Durante l’udienza del 13 marzo 2008, l’avvocato Michele Santonastaso, a nome di Bidognetti e Iovine, lesse un documento in cui chiedeva il trasferimento del processo a Roma, in base a quanto previsto dalla legge Cirami sulla legittima suspicione, accusava Saviano di aver tentato, con il romanzo Gomorra, di influenzare i giudici dell’Appello, in particolare accusando i giornali per non aver dato il dovuto risalto al dibattimento e alle relative sentenze di primo grado, sosteneva che le inchieste della Capacchione avrebbero favorito la Procura di Napoli, accusava anche Raffaele Cantone (l’uomo che oggi sta a capo dell’anticorruzione) di aver tentato di influenzare i magistrati dell’Assise. Tutti interpretarono quel documento come un’intimidazione ai protagonisti della lotta alla camorra, alla Capacchione fu data la scorta (Saviano ce l’aveva già), Napolitano telefonò al "Mattino" per solidarizzare. Partì un nuovo procedimento e questo nuovo procedimento è arrivato a sentenza ieri, dopo sei anni.  

I boss sono stati assolti.
I magistrati hanno giudicato non bastevoli le prove per condannare Bidognetti. Mentre su Iovine si è andati con mano leggera perché nel frattempo si è pentito. Tutti e due escono assolti «per non aver commesso il fatto». La colpa del clamoroso documento letto in aula nel 2008 (una sfida al mondo della gente perbene) è stata data tutta a questo avvocato Michele Santonastaso, condannato per minacce con l’aggravante della finalità mafiosa a un anno (pena sospesa) e al pagamento di ventimila euro alla Capacchione. Saviano ha commentato: «Assolti i boss, guappi di cartone che si sono nascosti dietro il loro avvocato. Non sono imbattibili,  non sono invincibili e la sentenza lo dimostra». Saviano spera che, grazie a questa condanna, sia possibile togliergli la scorta, che gli ha reso la vita molto difficile (se ne sta la maggior parte del tempo in America, quando va a prendere un caffè in un bar di Napoli lo fa in mezzo a una selva di armi spianate). «Dare la scorta a chi scrive significa permettere di scrivere e garantire un diritto costituzionale. Spero che questa sentenza possa essere un primo passo verso la libertà, che ora ci possa essere una mia vita nuova. L’Italia è un Paese complicato, non ho la sensazione che la battaglia antimafia sia una priorità». Antonello Ardituro, oggi al Csm, che condusse a suo tempo l’inchiesta come pm della Divisione antimafia di Napoli, ha detto che «si è trattato comunque di una condanna mai vista prima. L’avvocato del boss minaccia i giornalisti nel processo al fine di favorire il clan. Un pezzetto di storia».  

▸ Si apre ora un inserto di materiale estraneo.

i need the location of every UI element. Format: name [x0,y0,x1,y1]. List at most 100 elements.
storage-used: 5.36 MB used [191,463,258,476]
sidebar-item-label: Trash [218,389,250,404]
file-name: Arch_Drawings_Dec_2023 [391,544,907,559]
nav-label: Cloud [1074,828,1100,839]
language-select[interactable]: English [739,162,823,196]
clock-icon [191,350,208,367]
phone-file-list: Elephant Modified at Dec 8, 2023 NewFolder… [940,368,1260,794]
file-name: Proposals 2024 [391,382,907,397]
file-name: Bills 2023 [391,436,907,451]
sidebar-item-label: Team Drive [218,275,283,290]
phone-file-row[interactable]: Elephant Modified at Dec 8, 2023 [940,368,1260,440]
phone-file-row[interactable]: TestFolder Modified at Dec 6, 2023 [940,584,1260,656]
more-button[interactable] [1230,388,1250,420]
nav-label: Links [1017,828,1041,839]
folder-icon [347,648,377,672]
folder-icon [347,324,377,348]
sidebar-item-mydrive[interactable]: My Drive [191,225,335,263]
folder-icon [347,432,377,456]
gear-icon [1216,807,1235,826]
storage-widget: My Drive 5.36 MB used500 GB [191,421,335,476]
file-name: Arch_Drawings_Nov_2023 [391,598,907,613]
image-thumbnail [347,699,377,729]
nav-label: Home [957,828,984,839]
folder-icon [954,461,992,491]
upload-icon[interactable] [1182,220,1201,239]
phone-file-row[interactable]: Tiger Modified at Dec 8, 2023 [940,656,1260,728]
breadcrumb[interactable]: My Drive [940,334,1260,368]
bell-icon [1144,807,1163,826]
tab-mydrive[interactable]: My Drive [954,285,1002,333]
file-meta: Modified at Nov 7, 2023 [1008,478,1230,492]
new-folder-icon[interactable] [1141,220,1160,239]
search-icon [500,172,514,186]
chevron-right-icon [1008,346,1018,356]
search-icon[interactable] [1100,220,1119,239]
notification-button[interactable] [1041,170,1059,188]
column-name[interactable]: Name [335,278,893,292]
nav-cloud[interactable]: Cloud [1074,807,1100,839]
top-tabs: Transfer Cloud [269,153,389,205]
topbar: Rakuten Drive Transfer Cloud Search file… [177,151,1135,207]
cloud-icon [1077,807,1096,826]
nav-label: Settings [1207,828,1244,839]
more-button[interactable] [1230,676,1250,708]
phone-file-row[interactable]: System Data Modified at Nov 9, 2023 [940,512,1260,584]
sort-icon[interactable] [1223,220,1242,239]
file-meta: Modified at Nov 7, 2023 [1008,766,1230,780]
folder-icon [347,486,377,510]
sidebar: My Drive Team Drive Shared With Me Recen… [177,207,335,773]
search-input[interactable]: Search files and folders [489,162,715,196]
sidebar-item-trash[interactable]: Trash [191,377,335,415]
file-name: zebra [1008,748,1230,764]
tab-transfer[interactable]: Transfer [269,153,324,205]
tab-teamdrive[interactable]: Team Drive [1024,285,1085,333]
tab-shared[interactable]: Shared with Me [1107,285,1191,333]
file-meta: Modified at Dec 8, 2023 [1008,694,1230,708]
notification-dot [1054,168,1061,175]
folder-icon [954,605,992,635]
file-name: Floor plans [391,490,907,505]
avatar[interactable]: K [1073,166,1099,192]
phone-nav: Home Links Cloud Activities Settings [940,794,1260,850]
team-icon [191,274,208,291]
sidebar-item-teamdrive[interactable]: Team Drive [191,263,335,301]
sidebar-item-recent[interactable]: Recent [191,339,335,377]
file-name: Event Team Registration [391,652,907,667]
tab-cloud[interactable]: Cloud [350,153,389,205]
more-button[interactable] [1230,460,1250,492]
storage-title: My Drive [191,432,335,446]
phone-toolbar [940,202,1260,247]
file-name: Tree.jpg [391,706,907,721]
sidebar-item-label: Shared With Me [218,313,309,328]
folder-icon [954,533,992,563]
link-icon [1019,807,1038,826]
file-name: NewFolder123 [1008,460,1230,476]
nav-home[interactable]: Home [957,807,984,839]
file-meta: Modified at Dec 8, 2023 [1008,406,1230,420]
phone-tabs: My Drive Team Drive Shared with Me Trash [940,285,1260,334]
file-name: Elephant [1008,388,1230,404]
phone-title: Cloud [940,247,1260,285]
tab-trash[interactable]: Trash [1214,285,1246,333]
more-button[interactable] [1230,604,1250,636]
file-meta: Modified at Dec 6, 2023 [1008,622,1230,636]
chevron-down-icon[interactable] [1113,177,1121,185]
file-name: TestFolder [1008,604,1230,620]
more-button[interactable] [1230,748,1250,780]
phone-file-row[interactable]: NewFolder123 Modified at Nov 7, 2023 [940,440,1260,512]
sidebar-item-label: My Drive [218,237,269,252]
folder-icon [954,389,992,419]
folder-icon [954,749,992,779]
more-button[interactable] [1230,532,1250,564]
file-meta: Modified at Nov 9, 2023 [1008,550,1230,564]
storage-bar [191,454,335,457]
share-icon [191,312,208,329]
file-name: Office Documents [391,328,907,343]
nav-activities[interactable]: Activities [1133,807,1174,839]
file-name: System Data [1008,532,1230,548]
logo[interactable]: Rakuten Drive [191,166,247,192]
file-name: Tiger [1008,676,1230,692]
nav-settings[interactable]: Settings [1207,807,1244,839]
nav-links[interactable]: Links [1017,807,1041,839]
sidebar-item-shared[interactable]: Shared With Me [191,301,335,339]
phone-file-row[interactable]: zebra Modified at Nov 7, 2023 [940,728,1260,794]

Chi è questo Santonastaso?
È in carcere ed è sotto inchiesta perché accusato di aver corrotto uno o forse più giudici di Napoli in modo da mandare assolto, per esempio, Antonio Iovine. È lo stesso Iovine, pentito, che lo accusa. Accusa lui, accusa un giudice, accusa un avvocato. La camorra era presente a Palazzo di Giustizia.